How to parallel SSCHA+QE on two different computing nodes on a cluster? #156
-
|
Dear Development Team, I am currently working with a cluster comprised of multiple computing nodes. I have successfully configured SSCHA to run in conjunction with pw.x on a single computing node. For this, I've been using PBS for job scheduling and submission from the login node. However, when I attempt to run SSCHA+QE across two different computing nodes, I run into issues. Here's a detailed breakdown: I created an input file, nvt_para.py, for SSCHA, modifying it from the tutorial file nvt_local.py.

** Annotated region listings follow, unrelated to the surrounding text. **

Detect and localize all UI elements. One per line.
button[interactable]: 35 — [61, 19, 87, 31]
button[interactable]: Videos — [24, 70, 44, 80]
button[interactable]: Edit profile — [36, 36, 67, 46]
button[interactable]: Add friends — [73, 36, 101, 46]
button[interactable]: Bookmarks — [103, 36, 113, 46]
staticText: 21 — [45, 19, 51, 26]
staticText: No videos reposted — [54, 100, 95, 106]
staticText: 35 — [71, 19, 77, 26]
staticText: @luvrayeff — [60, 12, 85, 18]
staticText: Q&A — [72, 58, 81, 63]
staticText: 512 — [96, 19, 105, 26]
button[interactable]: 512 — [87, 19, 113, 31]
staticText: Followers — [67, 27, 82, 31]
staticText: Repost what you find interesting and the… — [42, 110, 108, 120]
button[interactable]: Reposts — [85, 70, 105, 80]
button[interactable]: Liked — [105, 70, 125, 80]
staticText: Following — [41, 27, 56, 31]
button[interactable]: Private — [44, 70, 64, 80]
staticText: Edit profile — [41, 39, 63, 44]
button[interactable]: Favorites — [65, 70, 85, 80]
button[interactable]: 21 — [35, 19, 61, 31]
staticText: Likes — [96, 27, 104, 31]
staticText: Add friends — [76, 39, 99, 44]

I adjusted the 'command' value as follows: command = '~/software/openmpi/4.0.5/bin/mpiexec -n 8 ~/software/QE/6.6_openmpi/bin/pw.x -npool 2 -i PREFIX.pwi > PREFIX.pwo'The whole content of the file nvt_para.py is shown below: import sscha, sscha.Ensemble, sscha.SchaMinimizer, sscha.Relax, sscha.Utilities
import cellconstructor as CC, cellconstructor.Phonons
import cellconstructor.Structure, cellconstructor.calculators
import cellconstructor.calculators
from ase.calculators.espresso import Espresso
import numpy as np, matplotlib.pyplot as plt
import sys, os
#
# Initialize the DFT (Quantum Espresso) calculator for H3S
# The input data is a dictionary that encodes the pw.x input file namelist
input_data = {
'control' : {
# Avoid writing wavefunctions on the disk
'disk_io' : 'None',
# Where to find the pseudopotential
'pseudo_dir' : '.',
'outdir' : './outdir',
'wfcdir' : './wfcdir',
'tprnfor' : True,
'tstress' : True
},
'system' : {
# Specify the basis set cutoffs
'ecutwfc' : 35, # Cutoff for wavefunction
'ecutrho' : 350, # Cutoff for the density
# Information about smearing (it is a metal)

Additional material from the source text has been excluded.